Tech is among the highest-rated universities in the Sustainable Endowment Institute’s latest annual College Sustainability Report Card, one of the most-participated-in sustainability rankings in the U.S.
Each year, the report card grades participating universities on sustainability-related features of administration, energy use, food, recycling, buildings, student involvement, transportation and finances.
This year’s report card grades Tech at an A-, its highest grade since it joined five years ago. Tech’s results are attributed to a combination of ongoing sustainability projects and a change in the report card’s data collection and reporting.
“The benefit of these grades is that we go back each year and check on how we’re doing. This year we spent more time doing that and digging deeper into those answers than we have in the past,” said Marcia Kinstler, sustainability director of environmental stewardship at Tech.
The cascade of sustainability initiatives and projects stem from both Institute-wide and GT Dining updates. Recently, buses and trolleys’ engines have been upgraded to greener models, printing services now use 100 percent recycled products and massive lighting and automation projects on campus will save thousands of MW-hours of energy per year.
GT Dining’s two 98 percent waste neutral dining halls have replaced a significant number of machinery and appliances with more energy-efficient ones. They are also increasing local food sources, and the dining halls have signed on to the Atlanta Local Food Initiative.
Two categories of major improvement from last year were endowment transparency and shareholder engagement. The endowment transparency category relied heavily on how universities reported their proxy voting on investments. Tech, however, avoids that by investing in mutual funds.

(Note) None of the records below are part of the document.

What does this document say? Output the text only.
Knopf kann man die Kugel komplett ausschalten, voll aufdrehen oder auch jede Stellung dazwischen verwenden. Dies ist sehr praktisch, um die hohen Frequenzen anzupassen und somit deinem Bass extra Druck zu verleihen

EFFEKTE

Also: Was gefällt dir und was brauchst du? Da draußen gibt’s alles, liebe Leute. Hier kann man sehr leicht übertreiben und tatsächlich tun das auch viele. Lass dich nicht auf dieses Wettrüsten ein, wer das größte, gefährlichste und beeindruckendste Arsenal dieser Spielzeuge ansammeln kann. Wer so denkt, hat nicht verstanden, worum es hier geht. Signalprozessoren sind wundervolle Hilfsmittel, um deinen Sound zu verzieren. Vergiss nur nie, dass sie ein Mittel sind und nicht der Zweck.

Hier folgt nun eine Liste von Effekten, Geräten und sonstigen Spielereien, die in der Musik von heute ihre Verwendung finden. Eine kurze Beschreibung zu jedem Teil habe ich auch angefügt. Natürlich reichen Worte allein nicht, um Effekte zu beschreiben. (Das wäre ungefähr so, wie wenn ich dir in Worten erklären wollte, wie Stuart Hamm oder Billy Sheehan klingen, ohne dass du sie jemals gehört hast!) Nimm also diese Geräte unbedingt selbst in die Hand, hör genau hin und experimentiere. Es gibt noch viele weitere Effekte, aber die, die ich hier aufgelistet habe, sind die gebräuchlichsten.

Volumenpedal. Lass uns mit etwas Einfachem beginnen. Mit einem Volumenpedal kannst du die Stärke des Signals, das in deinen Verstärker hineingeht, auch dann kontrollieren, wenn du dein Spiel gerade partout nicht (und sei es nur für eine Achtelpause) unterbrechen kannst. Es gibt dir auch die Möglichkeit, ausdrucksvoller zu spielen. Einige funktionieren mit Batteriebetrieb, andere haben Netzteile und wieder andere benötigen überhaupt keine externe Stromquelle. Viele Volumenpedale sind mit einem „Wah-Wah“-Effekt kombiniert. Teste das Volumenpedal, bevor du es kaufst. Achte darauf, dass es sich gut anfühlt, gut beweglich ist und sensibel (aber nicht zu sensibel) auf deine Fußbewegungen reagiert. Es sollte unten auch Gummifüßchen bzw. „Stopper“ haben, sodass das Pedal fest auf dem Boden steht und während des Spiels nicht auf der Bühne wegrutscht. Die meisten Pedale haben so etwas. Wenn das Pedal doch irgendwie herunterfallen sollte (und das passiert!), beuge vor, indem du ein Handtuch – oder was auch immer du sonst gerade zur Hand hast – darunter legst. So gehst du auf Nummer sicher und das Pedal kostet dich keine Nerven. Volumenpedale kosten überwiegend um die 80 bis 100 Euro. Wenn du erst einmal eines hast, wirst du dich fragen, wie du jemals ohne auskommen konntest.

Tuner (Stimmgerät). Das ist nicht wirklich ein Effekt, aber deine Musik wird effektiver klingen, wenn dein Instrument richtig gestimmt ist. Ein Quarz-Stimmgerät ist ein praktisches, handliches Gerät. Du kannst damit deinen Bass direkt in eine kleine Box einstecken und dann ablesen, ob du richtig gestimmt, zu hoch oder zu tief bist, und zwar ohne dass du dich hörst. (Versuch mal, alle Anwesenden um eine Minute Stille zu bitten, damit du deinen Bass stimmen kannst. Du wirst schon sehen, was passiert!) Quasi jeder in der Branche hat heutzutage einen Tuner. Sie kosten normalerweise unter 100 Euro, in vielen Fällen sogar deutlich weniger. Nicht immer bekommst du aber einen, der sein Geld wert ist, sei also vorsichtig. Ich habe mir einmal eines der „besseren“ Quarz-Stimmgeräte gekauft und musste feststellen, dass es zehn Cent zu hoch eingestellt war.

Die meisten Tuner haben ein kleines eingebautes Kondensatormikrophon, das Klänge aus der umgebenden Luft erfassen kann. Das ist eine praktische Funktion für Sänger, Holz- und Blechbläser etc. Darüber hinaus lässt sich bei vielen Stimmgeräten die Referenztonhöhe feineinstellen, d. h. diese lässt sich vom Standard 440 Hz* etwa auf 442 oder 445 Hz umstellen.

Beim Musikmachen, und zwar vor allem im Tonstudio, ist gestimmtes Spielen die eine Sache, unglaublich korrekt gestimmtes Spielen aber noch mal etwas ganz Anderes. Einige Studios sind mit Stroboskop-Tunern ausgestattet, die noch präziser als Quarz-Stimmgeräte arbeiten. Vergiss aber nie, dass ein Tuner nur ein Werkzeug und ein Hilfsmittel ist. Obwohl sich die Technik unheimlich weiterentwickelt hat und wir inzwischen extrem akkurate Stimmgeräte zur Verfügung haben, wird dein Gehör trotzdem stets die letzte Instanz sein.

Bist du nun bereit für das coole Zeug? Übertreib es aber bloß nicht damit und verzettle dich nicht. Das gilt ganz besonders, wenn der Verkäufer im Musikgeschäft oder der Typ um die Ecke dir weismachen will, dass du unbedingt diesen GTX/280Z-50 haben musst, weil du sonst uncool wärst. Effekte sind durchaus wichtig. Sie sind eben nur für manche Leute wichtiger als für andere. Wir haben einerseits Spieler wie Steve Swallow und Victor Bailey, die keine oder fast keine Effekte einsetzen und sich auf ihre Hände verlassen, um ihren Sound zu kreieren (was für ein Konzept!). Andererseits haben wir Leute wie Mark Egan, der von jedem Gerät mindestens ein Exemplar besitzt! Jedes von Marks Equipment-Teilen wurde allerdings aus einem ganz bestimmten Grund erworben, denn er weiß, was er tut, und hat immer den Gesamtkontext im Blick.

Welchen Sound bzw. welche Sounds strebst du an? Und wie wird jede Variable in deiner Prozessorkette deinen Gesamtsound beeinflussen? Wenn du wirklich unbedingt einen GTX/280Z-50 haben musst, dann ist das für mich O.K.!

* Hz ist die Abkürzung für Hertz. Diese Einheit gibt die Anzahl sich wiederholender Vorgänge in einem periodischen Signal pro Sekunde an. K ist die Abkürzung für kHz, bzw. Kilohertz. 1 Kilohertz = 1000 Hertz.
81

Another reporting issue that Kinstler found inaccuracies with is how buildings are rated in the scorecard. Whereas criteria like the popular Leadership in Energy and Environmental Design (LEED) measures how the building itself is constructed, it does not measure how the building is used.  Kinstler pointed out that many buildings on campus, LEED-certified or not, incorporate sustainable practices and design.
Though the most sweeping changes to sustainability measures on campus are the product of administrative and construction decisions, student organizations like SGA’s Sustainability Committee and Students Organizing for Sustainability (SOS) incorporate student-led and operated initiatives into campus sustainability.
“We are starting work on a Green Fee campaign that would create a fund for instituting more sustainability initiatives on campus,” said Molly McLaughlin, president of SOS and a fifth-year CHBE major. “Last year we held a sustainable concert series that was zero-waste and solar-powered and raised over $1000.”
SOS also provides an on-campus community garden and  StarterBikes, which teach students how to fix their bikes and offers inexpensive bikes for students.